Minor quibbling for the sake of post engagement clarity: The term “brainwash” is a literal translation of a term coined by Mao, itself a pun on a ritualistic “heartwashing” that was customary to spiritually “clean” yourself (before? after?) entering a temple. Mao was using it as basically a jocular way to refer to political reeducation. The literal translation itself was first produced by some niche orientalist author who was making theories about chicom mind control powers. It was then adopted by the establishment after those soldiers in the Korean War were, in fact, rehabilitated by China* and renounced the war, confessed to using chemical and biological weapons (which never happened according to the notoriously honest US State Department), and in some cases even fully refusing to be brought back to America, instead choosing to live in the PRC or DPRK.
Another “fun” one is “Ostalgie,” a German portmanteau of “Ost” (east) and “Nostalgie” (nostalgia), which is the way that German popular culture characterizes the feelings of the former East Germans who preferred East Germany. It’s another instance of pathologizing popular sentiments by treating them as some bizarre and peculiar psychological phenomenon rather than accepting that people have reason to think what they think.

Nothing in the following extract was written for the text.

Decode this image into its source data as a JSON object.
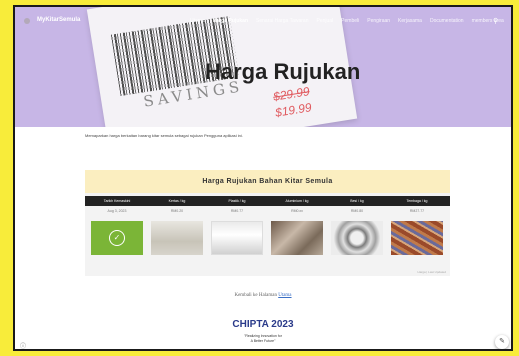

*I think it was mostly by China, since China had a pretty dominant role late in the war, but that’s not to say there was no Korean involvement or that every case with every supposedly-brainwashed prisoner was the same.
I was not radicalized by Hexbear. I was radicalized by living in the United States of America. By doing my civic duty for 14 years, voting in every election, going to every protest and demonstration I can practically attend, writing letters to my representatives and signing petitions, all for naught. I helped make this place what it is today because my efforts on conventional platforms were met with state censorship.